Cr- and Ce-Doped Ferrite Catalysts for the High Temperature Water−Gas Shift Reaction: TPR and Mossbauer Spectroscopic Study

Cr and Ce-doped Fe2O3 catalysts are investigated for high temperature water gas shift (WGS) reaction. The chosen doping atomic ratios of Fe/metal for this investigation ranged from 10:0.2 to 10:2.5. Precipitation of Fe(III) nitrates with Cr- or Ce-metal nitrate(s) at different concentrations resulted in formation of high surface area nanosized catalysts. The WGS reaction was carried out in a fixed bed reactor at 400 and 500 °C and at atmospheric total pressure. Of all catalysts tested, Fe/Cr (10:0.5) and Fe/Ce (10:2) exhibited the highest activity within the specified activation conditions. X-ray diffraction (XRD) measurements revealed the formation of hematite (Fe2O3) phase in fresh catalysts, and magnetite (Fe3O4) phase in the activated and used catalysts after the WGS reaction. Lattice parameters reveal that the dopant ions enter the hematite structure under the present synthesis conditions. A lattice expansion occurs in the case of the Fe/Ce catalysts while a lattice contraction for the Fe/Cr catalysts. Temperature programmed reduction measurements suggest that the addition of Cr to hematite increases the transformation temperature, T max of Fe2O3 → Fe3O4, whereas the addition of Ce decreases T max of Fe2O3 → Fe3O4 transformation.

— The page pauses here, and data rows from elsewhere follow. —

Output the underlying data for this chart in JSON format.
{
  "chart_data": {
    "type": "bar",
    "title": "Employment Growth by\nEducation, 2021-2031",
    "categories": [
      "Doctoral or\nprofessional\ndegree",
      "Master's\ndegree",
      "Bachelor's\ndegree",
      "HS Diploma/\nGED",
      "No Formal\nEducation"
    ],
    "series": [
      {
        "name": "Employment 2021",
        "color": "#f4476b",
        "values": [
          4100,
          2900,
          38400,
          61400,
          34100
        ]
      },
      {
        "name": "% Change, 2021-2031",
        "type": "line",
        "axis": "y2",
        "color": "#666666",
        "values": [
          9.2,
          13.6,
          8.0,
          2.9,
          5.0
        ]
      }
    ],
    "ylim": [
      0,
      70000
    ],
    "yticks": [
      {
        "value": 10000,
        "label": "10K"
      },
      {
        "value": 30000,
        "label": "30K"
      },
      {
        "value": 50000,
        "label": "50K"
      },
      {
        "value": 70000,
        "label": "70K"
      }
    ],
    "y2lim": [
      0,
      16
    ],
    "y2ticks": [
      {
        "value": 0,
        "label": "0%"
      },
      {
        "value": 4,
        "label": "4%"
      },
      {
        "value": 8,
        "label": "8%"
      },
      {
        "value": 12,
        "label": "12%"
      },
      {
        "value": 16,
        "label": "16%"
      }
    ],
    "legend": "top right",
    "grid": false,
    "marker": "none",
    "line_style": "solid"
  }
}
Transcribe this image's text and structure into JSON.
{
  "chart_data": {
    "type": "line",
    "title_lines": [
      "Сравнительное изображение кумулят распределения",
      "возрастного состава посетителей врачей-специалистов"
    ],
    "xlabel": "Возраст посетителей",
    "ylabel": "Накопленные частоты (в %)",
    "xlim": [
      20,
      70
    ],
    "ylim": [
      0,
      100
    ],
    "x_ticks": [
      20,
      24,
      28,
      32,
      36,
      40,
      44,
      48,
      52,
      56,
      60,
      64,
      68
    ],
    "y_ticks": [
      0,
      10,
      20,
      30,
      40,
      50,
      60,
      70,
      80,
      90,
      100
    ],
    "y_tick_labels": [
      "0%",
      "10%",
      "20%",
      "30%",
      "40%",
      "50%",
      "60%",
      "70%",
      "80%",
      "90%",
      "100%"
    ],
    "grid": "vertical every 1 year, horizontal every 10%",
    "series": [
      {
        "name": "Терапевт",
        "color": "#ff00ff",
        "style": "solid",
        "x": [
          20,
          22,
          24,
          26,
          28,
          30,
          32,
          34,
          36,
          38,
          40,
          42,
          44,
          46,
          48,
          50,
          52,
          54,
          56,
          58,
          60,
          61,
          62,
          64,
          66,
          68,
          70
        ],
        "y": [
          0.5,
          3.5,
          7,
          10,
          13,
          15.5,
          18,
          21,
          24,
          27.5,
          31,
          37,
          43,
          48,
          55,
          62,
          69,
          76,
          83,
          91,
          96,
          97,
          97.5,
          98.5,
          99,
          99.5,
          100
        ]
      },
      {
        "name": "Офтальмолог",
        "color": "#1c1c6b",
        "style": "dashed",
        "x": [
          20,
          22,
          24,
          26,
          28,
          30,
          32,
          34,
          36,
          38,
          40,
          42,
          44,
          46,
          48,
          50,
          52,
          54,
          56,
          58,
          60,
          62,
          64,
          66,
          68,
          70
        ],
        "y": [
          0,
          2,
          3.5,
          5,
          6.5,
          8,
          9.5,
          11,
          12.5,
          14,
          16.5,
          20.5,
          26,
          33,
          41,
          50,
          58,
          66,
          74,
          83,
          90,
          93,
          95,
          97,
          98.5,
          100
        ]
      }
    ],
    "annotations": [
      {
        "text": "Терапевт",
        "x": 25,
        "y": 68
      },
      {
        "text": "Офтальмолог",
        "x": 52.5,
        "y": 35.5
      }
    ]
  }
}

Mössbauer spectroscopy studies show changes in internal magnetic field at iron octahedral sites with characteristic isomer shift “δ” resulting due to lattice contraction or expansion of the hematitic phase. These effects strongly depend on the nature and the amount of the incorporated metal cation. Mössbauer spectroscopy measurements also reveal that a rearrangement of Fe2+ and Fe3+ ions occurs between the octahedral (Oh) and tetrahedral (Td) sites during the WGS reaction of pure Fe2O3. No such rearrangement was noted in the doped catalysts except for the Fe/Cr (10:0.2) case.